OperationTime Complexity
EnqueueO(1)
DequeueO(1)
FrontO(1)

Hash Tables: Fast Lookup Magic

Hash tables are the superheroes of data structures. They provide O(1) average-case lookup, insertion, and deletion by using a hash function to compute an index into an array.

How Hash Tables Work

  1. A hash function converts a key into a numeric index
  2. The value is stored at that index in the underlying array
  3. Collisions (two keys mapping to the same index) are handled via chaining or open addressing

Code Example in Python

   # Using Python's built-in dictionary (hash table)
phonebook = {}

# Insert (O(1))
phonebook["Alice"] = "555-1234"
phonebook["Bob"] = "555-5678"
phonebook["Charlie"] = "555-9999"

# Lookup (O(1))
print(phonebook["Bob"])  # Output: 555-5678

# Check existence (O(1))
if "Alice" in phonebook:
    print("Alice found!")

# Delete (O(1))
del phonebook["Charlie"]

# Iterate
for name, number in phonebook.items():
    print(f"{name}: {number}")

Code Example: Custom Hash Table Implementation

   class HashTable:
    def __init__(self, size=100):
        self.size = size
        self.table = [[] for _ in range(size)]

    def _hash(self, key):
        return hash(key) % self.size

    def put(self, key, value):
        index = self._hash(key)
        bucket = self.table[index]

        for i, (k, v) in enumerate(bucket):
            if k == key:
                bucket[i] = (key, value)
                return
        bucket.append((key, value))

    def get(self, key):
        index = self._hash(key)
        bucket = self.table[index]

        for k, v in bucket:
            if k == key:
                return v
        return None

    def delete(self, key):
        index = self._hash(key)
        bucket = self.table[index]

        for i, (k, v) in enumerate(bucket):
            if k == key:
                del bucket[i]
                return True
        return False

# Usage
ht = HashTable()
ht.put("name", "Alice")
ht.put("age", 30)
print(ht.get("name"))  # Output: Alice

Time Complexity (Average Case)

OperationTime Complexity
LookupO(1)
InsertO(1)
DeleteO(1)
SearchO(1)

When Hash Tables Excel

  • Fast lookups are critical
  • You have key-value pairs (like dictionaries)
  • You’re building a cache system
  • You need to track unique values (using a set)

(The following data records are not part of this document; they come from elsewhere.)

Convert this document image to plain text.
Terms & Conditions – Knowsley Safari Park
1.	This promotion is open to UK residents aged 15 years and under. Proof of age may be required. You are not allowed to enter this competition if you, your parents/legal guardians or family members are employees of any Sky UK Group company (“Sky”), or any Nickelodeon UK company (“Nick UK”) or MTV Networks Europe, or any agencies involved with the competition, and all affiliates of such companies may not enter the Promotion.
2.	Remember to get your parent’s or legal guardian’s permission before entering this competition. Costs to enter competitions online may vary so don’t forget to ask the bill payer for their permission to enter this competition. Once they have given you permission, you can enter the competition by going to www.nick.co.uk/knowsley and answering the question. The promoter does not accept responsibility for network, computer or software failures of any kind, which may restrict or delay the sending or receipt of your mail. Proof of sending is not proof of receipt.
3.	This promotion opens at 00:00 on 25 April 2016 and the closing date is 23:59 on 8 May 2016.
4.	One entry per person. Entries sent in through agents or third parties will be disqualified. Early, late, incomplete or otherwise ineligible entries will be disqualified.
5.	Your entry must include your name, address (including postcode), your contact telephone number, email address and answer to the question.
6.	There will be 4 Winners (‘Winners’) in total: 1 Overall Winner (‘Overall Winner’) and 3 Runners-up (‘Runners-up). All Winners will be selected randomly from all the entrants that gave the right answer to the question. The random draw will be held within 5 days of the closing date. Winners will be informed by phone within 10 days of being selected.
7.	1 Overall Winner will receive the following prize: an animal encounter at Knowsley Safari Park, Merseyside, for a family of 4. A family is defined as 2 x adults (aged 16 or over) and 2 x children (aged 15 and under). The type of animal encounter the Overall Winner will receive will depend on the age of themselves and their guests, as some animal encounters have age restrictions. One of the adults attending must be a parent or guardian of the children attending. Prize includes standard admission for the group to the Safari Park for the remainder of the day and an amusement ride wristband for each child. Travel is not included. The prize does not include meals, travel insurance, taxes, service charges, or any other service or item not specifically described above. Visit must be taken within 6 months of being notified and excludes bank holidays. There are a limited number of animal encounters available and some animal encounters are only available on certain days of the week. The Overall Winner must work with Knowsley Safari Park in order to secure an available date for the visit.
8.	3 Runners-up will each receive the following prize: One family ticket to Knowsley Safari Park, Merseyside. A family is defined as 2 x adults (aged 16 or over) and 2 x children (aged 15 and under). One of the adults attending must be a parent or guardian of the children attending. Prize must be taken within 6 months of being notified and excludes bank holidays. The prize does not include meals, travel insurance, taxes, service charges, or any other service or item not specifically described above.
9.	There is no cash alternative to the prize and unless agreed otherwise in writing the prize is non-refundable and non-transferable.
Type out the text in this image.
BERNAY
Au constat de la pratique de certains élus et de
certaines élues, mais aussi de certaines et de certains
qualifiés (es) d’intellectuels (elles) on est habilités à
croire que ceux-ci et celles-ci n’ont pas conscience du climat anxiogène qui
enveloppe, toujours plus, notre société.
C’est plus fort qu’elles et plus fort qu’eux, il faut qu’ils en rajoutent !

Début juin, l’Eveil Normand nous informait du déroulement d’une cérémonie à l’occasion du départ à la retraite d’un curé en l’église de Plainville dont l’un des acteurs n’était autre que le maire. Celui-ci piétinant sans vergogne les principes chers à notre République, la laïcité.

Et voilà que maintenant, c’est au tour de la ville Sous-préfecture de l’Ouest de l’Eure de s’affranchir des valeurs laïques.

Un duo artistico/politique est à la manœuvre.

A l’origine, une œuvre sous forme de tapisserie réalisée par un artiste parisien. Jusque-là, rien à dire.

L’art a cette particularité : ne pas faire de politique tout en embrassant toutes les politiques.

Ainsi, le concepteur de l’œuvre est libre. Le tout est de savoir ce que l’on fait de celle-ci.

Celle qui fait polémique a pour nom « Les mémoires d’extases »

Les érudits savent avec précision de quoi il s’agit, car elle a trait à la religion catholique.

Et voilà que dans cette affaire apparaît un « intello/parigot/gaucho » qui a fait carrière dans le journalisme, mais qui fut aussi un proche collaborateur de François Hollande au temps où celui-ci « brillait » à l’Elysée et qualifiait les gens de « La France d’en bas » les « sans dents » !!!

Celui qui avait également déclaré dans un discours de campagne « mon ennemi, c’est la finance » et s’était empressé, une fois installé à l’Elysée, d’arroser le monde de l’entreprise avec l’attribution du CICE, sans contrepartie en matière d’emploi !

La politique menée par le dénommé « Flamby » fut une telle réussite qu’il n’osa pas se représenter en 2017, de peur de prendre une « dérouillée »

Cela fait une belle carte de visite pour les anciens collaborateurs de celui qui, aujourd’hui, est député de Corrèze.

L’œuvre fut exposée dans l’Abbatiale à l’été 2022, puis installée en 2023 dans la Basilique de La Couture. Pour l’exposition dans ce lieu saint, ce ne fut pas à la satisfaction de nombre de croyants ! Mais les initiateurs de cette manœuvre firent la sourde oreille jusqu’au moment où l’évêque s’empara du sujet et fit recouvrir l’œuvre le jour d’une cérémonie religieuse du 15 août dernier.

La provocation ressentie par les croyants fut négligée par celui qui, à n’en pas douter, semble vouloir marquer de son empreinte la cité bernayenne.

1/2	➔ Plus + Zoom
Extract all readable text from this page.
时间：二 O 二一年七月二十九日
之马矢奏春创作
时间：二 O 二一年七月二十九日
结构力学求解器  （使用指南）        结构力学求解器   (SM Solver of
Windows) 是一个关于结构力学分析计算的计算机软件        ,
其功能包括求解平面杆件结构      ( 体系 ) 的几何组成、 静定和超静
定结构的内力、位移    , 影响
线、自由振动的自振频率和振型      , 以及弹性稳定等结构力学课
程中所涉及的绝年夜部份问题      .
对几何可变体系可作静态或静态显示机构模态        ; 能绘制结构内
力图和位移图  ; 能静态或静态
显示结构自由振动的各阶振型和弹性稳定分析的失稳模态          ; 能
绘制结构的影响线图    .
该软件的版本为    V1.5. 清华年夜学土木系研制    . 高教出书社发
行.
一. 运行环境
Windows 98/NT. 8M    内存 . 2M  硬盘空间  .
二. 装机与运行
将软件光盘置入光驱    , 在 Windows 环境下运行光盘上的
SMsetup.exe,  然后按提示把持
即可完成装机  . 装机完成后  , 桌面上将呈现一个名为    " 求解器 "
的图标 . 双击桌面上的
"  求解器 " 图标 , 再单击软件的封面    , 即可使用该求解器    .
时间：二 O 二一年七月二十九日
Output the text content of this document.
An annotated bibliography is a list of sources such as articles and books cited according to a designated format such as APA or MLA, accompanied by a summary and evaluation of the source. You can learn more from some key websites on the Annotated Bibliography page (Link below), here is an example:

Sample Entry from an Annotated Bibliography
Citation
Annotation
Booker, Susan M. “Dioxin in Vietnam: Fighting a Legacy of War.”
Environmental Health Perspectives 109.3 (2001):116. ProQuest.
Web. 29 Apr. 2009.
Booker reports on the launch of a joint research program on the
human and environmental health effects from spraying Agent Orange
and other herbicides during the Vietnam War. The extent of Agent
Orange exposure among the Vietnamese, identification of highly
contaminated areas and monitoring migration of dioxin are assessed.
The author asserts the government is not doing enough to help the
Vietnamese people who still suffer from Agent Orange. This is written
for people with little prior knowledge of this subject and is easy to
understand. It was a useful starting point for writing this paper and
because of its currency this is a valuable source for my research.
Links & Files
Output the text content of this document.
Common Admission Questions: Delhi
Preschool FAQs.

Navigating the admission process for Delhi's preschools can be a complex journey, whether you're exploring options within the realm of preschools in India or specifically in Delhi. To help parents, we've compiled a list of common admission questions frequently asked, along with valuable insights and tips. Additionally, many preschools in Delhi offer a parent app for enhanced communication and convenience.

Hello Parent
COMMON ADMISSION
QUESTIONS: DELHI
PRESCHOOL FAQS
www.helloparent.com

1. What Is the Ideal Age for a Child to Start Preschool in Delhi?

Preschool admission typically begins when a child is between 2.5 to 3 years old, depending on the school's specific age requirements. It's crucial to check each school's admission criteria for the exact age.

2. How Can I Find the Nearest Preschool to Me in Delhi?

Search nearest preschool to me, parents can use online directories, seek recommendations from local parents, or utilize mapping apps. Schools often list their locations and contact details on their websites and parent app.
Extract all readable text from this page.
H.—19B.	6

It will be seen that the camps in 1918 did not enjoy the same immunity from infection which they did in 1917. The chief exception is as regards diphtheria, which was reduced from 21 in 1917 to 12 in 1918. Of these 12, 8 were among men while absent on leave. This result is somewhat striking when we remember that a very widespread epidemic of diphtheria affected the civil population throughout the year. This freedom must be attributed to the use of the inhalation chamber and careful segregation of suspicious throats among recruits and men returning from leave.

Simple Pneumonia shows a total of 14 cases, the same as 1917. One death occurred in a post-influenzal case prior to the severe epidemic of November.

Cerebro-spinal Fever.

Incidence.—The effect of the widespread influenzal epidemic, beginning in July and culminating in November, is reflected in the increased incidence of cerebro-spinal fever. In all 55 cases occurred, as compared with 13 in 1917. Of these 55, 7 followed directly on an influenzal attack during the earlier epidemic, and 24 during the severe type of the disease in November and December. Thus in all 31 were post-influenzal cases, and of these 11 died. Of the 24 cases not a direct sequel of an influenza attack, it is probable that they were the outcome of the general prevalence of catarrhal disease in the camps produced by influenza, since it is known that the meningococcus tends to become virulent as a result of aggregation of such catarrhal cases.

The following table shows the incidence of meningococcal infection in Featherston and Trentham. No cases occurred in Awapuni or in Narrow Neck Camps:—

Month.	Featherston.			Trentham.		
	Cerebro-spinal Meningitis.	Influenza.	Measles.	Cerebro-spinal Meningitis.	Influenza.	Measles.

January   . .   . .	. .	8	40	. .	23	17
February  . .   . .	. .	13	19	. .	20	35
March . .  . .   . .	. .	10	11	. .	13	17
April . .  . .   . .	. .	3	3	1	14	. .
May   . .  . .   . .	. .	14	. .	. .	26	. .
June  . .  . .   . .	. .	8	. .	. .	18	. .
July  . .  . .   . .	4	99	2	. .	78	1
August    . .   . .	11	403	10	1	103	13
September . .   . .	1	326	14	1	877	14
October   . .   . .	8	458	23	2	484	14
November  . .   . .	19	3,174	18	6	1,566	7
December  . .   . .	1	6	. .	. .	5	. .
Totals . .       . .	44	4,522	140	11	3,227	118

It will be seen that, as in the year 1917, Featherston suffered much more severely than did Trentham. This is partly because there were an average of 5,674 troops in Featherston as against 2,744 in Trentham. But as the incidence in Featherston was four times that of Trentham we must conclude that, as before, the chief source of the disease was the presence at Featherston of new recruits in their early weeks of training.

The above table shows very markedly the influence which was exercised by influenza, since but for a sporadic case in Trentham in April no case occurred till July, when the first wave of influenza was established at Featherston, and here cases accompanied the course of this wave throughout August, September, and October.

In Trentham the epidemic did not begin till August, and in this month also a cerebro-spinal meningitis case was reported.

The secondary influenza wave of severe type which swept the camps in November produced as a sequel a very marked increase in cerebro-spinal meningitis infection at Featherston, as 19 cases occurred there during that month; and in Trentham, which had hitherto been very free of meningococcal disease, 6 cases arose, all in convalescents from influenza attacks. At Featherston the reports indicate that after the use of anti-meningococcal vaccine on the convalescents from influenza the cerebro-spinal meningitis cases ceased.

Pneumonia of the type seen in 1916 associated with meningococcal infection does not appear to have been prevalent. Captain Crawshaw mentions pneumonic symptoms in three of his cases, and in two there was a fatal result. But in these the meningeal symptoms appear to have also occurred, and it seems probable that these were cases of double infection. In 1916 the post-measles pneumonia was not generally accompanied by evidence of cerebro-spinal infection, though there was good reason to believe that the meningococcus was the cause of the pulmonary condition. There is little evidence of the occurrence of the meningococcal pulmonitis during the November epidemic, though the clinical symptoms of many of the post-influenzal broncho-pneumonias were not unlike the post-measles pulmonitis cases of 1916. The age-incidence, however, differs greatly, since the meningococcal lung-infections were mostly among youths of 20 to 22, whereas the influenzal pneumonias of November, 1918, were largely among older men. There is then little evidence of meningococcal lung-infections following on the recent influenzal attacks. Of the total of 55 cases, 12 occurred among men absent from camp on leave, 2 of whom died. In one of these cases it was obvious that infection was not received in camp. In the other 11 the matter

Trees: Hierarchical Structure

Trees are hierarchical data structures with a root node and child nodes. The most common is the Binary Search Tree (BST), where each node has at most two children, and left children are smaller than the parent.

Why Trees Matter

Trees power some of the most important data structures in computing:

  • File systems: Directories and files
  • Databases: Indexes for fast querying
  • Compilers: Abstract Syntax Trees (AST)
  • DOM: Web page structure

Code Example: Binary Search Tree in Python

   class TreeNode:
    def __init__(self, key):
        self.key = key
        self.left = None
        self.right = None

class BST:
    def __init__(self):
        self.root = None

    def insert(self, key):
        self.root = self._insert_recursive(self.root, key)

    def _insert_recursive(self, node, key):
        if node is None:
            return TreeNode(key)
        if key < node.key:
            node.left = self._insert_recursive(node.left, key)
        else:
            node.right = self._insert_recursive(node.right, key)
        return node

    def search(self, key):
        return self._search_recursive(self.root, key)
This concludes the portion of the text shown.